L'entrepreneur aux multiples facettes
Comme de nombreux sportifs multimillionnaires, le natif de Cocoa Beach a également investi une bonne partie de sa fortune dans des projets associés à son image. Lié par un juteux contrat à Quiksilver jusqu'en 2014, il a ensuite lancé sa propre marque de vêtements (Outerknown) et a participé aux designs de nombreuses planches et dérives pour des entreprises spécialisées. Quand il n'est pas sur l'océan, Kelly Slater s'entraîne désormais sur sa vague artificielle en Californie, conçue en 2015 avec des chercheurs universitaires, et passe de nombreuses journées sur les terrains de golf, qu'il pratique à un très bon niveau. Le "Surf Ranch" représente son plus gros investissement : cette vague artificielle construite au milieu de champs agricoles en Californie, a coûté plusieurs dizaines de millions de dollars. Ouvert au public depuis quelques années, le "Surf Ranch" est devenu une étape du tour pro en 2023.
Discipline et hygiène de vie
Quand Kelly Slater a commencé sa carrière, le circuit professionnel en était encore à ses débuts et le mode de vie des surfeurs était très souvent assimilé à la fête et aux excès.
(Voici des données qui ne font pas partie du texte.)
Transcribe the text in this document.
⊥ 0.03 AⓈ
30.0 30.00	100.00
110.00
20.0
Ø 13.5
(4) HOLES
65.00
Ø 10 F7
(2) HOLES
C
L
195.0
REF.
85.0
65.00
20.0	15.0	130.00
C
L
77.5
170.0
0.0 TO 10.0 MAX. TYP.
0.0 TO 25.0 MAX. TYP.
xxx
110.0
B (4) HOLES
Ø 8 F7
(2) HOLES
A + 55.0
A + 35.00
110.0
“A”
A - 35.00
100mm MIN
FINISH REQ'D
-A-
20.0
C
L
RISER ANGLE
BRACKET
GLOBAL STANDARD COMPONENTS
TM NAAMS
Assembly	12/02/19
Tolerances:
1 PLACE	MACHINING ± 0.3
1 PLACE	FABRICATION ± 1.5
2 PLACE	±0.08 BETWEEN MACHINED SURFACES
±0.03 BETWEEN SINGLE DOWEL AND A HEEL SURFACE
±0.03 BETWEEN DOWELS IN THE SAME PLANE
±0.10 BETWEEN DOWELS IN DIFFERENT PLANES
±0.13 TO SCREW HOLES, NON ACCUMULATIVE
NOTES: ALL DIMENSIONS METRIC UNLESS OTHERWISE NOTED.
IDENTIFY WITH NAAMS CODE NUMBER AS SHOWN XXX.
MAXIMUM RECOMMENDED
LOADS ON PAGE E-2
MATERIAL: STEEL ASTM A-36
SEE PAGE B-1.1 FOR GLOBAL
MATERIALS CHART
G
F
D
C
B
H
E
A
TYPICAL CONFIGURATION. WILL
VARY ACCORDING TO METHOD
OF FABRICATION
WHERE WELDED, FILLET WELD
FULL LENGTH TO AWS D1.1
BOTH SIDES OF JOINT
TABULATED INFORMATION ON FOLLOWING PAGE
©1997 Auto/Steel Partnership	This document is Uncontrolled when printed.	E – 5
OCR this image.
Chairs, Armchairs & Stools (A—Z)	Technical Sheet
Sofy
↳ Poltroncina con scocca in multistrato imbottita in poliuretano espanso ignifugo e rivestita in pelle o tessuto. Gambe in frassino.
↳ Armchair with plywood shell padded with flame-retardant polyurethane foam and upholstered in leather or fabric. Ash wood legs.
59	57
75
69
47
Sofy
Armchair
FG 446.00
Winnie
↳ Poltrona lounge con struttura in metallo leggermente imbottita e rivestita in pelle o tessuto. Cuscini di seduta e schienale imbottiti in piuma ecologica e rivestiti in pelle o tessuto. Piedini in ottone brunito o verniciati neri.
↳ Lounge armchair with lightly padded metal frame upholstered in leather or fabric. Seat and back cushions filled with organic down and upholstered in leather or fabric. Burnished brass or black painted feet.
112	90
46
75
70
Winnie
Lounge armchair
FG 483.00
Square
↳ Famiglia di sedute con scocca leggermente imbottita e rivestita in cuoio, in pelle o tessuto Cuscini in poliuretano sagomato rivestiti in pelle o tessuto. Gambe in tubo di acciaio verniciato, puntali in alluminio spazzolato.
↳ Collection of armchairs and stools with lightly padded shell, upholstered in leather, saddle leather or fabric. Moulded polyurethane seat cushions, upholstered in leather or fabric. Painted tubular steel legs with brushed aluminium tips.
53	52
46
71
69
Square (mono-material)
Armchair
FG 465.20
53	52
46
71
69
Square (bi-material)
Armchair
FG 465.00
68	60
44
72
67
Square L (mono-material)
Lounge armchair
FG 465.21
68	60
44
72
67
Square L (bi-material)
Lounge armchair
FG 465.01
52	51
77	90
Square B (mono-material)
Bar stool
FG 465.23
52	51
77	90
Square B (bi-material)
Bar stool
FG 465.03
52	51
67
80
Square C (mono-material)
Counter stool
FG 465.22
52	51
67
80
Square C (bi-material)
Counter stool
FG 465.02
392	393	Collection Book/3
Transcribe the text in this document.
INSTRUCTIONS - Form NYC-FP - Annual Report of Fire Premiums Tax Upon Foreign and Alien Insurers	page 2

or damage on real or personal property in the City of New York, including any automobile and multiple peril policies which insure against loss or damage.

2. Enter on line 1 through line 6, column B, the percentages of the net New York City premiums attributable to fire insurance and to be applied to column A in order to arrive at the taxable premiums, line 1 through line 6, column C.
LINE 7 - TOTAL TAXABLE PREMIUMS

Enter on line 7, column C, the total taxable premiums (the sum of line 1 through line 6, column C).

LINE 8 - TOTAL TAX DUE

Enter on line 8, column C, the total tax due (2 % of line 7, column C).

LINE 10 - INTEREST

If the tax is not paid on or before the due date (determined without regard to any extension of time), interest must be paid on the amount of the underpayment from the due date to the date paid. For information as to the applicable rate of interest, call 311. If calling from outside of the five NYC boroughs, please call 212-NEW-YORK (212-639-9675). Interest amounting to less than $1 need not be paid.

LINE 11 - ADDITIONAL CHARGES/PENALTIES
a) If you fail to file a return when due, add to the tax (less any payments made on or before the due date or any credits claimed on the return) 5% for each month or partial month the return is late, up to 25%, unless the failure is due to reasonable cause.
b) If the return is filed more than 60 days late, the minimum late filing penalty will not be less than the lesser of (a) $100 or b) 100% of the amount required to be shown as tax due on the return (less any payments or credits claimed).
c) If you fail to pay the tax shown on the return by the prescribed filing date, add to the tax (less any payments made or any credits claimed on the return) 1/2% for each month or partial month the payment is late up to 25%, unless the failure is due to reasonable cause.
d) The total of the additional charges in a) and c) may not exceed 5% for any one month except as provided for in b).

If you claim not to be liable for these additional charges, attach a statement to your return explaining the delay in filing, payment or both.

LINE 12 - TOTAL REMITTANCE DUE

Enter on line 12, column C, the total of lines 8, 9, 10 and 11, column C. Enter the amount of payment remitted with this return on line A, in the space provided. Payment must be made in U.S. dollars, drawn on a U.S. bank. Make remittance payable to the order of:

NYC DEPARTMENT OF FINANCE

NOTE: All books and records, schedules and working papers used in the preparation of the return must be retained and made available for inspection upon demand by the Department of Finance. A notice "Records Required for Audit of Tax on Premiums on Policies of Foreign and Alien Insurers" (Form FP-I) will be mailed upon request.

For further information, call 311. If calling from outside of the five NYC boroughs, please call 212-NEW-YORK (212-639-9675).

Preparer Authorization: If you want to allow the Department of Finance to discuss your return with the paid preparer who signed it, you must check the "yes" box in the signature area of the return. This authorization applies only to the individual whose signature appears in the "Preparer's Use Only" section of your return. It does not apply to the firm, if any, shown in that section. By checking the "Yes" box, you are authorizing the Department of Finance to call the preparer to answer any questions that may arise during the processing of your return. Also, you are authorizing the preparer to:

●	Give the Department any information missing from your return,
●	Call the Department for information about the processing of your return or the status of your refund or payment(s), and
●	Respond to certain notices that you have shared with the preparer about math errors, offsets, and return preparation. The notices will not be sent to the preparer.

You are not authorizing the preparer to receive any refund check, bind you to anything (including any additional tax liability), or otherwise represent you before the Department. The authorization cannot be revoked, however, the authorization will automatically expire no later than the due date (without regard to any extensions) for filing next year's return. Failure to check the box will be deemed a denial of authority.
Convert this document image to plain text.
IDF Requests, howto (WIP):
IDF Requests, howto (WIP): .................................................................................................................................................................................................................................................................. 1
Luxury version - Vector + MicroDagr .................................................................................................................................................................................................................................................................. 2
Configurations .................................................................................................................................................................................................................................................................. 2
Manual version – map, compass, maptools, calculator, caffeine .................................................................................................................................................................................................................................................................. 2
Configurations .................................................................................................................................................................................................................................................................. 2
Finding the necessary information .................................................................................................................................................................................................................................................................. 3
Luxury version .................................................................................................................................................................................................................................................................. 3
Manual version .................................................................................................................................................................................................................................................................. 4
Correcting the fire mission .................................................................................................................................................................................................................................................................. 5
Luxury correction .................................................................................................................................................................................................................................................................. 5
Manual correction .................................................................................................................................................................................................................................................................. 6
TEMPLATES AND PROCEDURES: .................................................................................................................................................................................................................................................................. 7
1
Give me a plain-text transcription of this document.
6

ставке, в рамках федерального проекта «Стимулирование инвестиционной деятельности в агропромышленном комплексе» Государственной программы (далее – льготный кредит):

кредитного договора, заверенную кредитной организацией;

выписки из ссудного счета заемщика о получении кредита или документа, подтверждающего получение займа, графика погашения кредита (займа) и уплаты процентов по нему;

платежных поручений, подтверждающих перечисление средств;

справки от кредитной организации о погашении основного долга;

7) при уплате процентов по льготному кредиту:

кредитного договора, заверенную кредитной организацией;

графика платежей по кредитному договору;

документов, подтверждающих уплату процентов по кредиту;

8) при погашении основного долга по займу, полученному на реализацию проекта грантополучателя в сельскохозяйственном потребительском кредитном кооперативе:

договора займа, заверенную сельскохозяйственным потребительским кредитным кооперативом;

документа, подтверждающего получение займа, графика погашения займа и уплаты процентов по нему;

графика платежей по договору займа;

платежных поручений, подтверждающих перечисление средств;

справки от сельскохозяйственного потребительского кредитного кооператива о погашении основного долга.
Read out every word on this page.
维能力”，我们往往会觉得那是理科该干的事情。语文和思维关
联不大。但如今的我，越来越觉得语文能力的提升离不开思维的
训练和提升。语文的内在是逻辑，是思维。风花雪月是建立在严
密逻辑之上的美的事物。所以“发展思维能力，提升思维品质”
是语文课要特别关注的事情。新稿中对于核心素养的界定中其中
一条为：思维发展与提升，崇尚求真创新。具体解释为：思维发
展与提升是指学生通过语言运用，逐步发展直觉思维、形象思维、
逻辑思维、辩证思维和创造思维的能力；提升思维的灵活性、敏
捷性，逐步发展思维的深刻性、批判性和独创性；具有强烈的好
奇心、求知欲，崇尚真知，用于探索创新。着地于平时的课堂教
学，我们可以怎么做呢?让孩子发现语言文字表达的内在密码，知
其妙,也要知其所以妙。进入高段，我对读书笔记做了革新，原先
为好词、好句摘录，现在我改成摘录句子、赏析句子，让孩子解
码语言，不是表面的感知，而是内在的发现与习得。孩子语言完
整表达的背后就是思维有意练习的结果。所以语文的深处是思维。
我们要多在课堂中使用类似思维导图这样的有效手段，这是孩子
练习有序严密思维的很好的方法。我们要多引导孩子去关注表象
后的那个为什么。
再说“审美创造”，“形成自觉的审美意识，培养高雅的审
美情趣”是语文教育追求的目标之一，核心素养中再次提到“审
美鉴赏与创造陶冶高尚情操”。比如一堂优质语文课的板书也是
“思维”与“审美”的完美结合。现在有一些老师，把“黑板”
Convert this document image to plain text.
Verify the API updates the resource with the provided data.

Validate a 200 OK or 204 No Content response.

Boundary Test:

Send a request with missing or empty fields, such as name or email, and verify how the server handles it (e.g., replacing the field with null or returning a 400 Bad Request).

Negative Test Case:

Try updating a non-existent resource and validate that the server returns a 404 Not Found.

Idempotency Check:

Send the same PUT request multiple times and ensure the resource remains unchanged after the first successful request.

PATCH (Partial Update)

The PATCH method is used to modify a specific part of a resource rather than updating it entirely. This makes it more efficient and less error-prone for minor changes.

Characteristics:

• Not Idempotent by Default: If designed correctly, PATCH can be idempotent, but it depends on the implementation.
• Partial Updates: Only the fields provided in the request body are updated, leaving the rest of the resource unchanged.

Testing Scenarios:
Mais Slater a toujours affirmé s'être tenu à distance de la drogue et de l'alcool.
Pour rester le plus longtemps possible au haut niveau, le Floridien a également adopté une hygiène de vie très stricte basée sur le volume d'entraînement, la récupération et la nutrition, flirtant parfois avec des concepts ésotériques ou la spiritualité.
Dans une interview au magazine GQ en 2022, il a ainsi expliqué avoir essayé de nombreux régimes différents avant d'en choisir un, principalement végétarien, qu'il estimait mieux convenir à son groupe sanguin. Obsédé par la nutrition et respectant une hygiène de vie très rigoureuse, il avait également fait des vagues pendant la pandémie de Covid-19, en affichant sur les réseaux sociaux son scepticisme vis-à-vis de la vaccination.
Un accro aux réseaux
Star internationale, suivie par 3,3 millions de personnes sur Instagram, Kelly Slater diffuse quotidiennement des photos et des vidéos de surf et de golf et répond régulièrement à ceux qui l'interrogent dans les commentaires.
"Je passe beaucoup de temps sur les réseaux sociaux, à lire, regarder, interagir. C'est une étrange addiction. Cette possibilité d'entrer dans le monde d'autrui l'espace de quelques instants est à la fois étrange, amusante et terrifiante", a-t-il expliqué.
Le 20 mars dernier, il a récolté, grâce à son activité 2.0, les félicitations de centaines de milliers de fans, après avoir annoncé la grossesse de sa compagne Kalani Miller, dans une vidéo en noir et blanc diffusée sur Instagram. L'extraterrestre du surf prend bientôt sa retraite : à 52 ans il s'apprête désormais à consacrer sa vie à son deuxième enfant : le premier issu de son union avec l'Américaine Kalani Miller, qu'il a rencontrée lors d'une convention... sur le surf.